三
これから長い間お願いします
豊後水道を抜けたあたりで突入した台風は、案外すんなりと自分たちを通してくれた。暴風圏にはいった時、星龍と信濃がぶつかりそうになるハプニングがあったものの、それ以外に目立った支障はなく、順調に航海の予定を消化していた。
第二護衛艦隊が通過したルートを追うように、特設艦隊は進む。台湾海峡を抜け、南シナ海に達した頃、うるさいハエのように食いついていた中国の原潜が離れた。その原潜を追い回して遊んでいた雪風と島風は南沙諸島に差し掛かった今は、暇そうに時間を持て余している。
すでに第二護衛艦隊は演習の予定地であるベンガル湾に着こうとしていた。彼らはその地で事前の予行演習を行うつもりなのだ。万全の態勢で、自分たち特設艦隊を迎え撃つために張り巡らされるであろうインド海軍の潜水艦隊の排除が勝利へのネックとなる。それをわかった上で雪風たちは中国の原潜を追い回していたのだ。おそらく、中国からは厳重な抗議が来るだろう。
それよりもまず、と言って艦橋に登ってきた黒沢はいつも通りの穏やかな顔をしている。その後ろからは、CICにこもりっきりの沢口が顔を出した。そこに航海長の川村が食いつく。
はっきり言って、この二人とは高校からの腐れ縁だ。大学時代、沢口が普通の大学に行ったため離れたが、結局一般幹部候補で入隊した沢口と同じ船になった。この三人で同じ船に乗るのは初めてだが、同じ艦隊の所属になったことは何度もある。
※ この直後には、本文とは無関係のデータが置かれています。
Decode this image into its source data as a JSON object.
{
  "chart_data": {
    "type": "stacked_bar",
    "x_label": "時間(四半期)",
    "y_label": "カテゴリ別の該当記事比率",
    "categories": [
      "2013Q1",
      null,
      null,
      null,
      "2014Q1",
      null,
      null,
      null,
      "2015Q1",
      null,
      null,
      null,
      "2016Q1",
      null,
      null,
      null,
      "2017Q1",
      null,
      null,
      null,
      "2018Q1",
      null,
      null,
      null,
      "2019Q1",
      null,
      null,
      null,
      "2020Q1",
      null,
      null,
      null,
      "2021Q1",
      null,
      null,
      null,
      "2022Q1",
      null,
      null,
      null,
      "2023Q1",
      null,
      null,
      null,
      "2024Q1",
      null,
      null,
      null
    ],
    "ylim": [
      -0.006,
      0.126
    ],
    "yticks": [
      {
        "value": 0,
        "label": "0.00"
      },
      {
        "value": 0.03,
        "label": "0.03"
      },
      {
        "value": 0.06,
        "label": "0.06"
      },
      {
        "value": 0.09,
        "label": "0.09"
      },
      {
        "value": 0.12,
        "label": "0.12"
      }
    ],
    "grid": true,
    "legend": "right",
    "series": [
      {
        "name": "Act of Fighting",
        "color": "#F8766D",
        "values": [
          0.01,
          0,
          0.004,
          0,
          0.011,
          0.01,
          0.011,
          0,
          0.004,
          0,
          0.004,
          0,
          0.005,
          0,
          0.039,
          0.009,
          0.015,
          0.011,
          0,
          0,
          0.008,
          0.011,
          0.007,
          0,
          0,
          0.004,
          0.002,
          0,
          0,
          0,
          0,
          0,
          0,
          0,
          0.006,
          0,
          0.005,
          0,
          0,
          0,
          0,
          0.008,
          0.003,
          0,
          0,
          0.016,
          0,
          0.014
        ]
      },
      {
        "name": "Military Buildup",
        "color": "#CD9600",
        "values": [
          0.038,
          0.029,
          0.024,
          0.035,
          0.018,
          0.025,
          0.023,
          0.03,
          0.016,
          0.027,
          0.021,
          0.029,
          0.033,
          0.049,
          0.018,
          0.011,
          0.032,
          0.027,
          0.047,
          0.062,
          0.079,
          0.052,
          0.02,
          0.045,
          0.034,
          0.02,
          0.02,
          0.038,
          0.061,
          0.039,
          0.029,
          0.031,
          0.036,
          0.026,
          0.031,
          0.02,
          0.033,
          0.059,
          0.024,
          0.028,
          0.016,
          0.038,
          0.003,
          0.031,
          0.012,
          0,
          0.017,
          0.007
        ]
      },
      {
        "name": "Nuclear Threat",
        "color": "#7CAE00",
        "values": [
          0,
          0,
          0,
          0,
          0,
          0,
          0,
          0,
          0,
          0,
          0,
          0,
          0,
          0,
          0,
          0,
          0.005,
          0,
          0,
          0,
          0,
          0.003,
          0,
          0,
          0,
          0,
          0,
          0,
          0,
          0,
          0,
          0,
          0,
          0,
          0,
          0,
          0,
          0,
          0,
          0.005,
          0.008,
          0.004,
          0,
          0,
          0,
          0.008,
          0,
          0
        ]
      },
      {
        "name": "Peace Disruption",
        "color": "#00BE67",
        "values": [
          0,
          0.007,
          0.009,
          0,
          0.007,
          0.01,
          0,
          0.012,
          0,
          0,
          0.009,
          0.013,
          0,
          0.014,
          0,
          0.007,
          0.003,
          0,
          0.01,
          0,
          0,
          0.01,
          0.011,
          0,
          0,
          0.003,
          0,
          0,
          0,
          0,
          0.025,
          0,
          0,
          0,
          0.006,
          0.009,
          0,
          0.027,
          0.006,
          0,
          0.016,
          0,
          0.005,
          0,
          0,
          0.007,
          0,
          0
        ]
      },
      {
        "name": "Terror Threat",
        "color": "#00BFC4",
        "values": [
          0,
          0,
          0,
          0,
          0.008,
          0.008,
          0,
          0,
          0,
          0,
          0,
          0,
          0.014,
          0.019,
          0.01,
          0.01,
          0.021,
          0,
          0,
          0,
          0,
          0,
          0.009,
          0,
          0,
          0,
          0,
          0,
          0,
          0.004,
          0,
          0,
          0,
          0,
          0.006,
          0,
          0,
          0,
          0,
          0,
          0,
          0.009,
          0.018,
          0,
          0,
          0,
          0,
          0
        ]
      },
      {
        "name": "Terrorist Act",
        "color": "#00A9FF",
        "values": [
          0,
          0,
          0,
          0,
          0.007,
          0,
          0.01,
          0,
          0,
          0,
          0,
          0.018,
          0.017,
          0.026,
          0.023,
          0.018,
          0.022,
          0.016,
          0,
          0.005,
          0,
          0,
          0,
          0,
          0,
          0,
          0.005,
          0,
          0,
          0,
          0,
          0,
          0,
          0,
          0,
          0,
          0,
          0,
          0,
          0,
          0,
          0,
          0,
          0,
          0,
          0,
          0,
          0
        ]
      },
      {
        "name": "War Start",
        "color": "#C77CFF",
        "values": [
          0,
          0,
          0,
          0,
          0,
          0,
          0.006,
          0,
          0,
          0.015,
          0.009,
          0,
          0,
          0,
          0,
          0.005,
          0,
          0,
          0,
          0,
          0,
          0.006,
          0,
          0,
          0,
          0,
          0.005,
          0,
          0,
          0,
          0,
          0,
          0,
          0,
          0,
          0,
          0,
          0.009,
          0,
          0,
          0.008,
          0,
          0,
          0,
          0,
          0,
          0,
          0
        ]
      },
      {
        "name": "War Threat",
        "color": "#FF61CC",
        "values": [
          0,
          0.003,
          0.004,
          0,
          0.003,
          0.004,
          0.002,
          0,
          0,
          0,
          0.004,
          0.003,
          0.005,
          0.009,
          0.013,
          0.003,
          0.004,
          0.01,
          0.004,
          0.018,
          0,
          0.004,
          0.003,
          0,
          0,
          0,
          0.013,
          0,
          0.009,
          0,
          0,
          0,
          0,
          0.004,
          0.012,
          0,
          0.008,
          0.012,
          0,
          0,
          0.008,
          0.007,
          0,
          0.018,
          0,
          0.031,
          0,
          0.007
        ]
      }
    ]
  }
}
その二人が外を見ていた自分の隣に来て立つ。沢口は雄大な景色に目を奪われているようで、外に向けた目を動かそうとしない。川村は黒沢と何かを話しているようだった。
その時、電話の呼び出しが鳴った。受話器の近くにいる隊員が電話を取り、黒沢に渡す。その表情がうなずくたびに青くなっていくのがわかった。表情にゆとりをなくした黒沢が艦三役に声をかける。
「いいか、落ち着いて聞いてくれ。CICからの報告だ。ベンガル湾の第二護衛艦隊と連絡が取れなくなった。それに日本本土ともだ。GPSも使用不能になった。つまり、我々は漂流した」
それに川村がかみついた。
「なぜです。南沙諸島の近くならそこに寄港すればいいではないですか」
それに対して黒沢が苦しそうに答えた。その答えに不安を覚える。
「違うんだ。機器がダウンしたわけではないんだ。機器はいたって正常なんだ。相手がいないんだ」
相間の直感は当たった。次の瞬間に索敵員の声が響いた。